Why Our Brains Make Us Click on Lists : The New Yorker

You're hard-wired to click on all those top-ten lists according to Maria Konnikova's New Yorker blog post, "Why Our Brains Make Us Click on Lists."


As Konnikova sees it, there are three simple reasons why our brains love lists (though curiously her article does not use a list to deliver this information):

  1. The eye-catching headline presents the subject within a "preexisting category and classification system."
  2. The information is "spatially organized" and highly scan-able.
  3. The list format makes it clear that what you're going to read has an end, and the length of the content is immediately clear.
These facts form an irresistible holy-trinity for content because we love easy information. As Konnikova puts it, "there’s little that our brains crave more than effortlessly acquired data." This is even more pronounced today, she argues, because of the "paradox of choice," which holds that the more choices we have, the more miserable we are. By clearly limiting our menu of options, the list makes us happy readers.

Interesting Fact
In 2009, when researchers at the University of Athens examined actual readers’ responses to headlines from English-language newspapers in the U.S. and U.K., ranging from hard news to tabloids, they found that people preferred headlines that were both creative and uninformative, like “THE SMELL OF CORRUPTION, THE SCENT OF TRUTH” or “FACE TO FAITH.” They not only rated them as more interesting over-all but also indicated that they would be more likely to read the corresponding stories.

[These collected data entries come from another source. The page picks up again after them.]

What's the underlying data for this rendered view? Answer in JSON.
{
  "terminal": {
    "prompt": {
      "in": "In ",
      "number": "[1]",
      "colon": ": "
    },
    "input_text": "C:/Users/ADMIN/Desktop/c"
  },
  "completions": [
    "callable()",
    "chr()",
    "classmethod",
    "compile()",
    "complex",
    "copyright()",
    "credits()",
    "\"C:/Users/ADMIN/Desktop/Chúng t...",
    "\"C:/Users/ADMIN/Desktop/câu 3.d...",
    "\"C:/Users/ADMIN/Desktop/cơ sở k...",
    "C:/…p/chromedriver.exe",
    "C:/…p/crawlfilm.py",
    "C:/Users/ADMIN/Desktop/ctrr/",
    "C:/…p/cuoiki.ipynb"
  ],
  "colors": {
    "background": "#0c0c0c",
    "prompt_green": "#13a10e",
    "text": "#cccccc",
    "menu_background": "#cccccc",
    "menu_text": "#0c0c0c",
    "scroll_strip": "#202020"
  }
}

Most of this makes sense to me, but the findings from the headline study strike me as counter intuitive. I recall being taught years ago that cute, teaser headlines work well in print but that on the Web people preferred clear headlines that got right to the point.

I guess it comes down to how you're measuring success--clicks, or reader satisfaction. A short, to the point headline might be more satisfying to the reader, so satisfying, in fact, that they don't need to click. The cute teaser headline might be more likely to be clicked, but it also might be more likely to frustrate the reader--especially if the content doesn't live up to the reader's expectation.

This, according to Konnikova's argument, is another reason the list reigns supreme. It sits nicely in between these two options. A list headline is clear and to the point, but it's still a cute little teaser. The result--ultimate click-bait.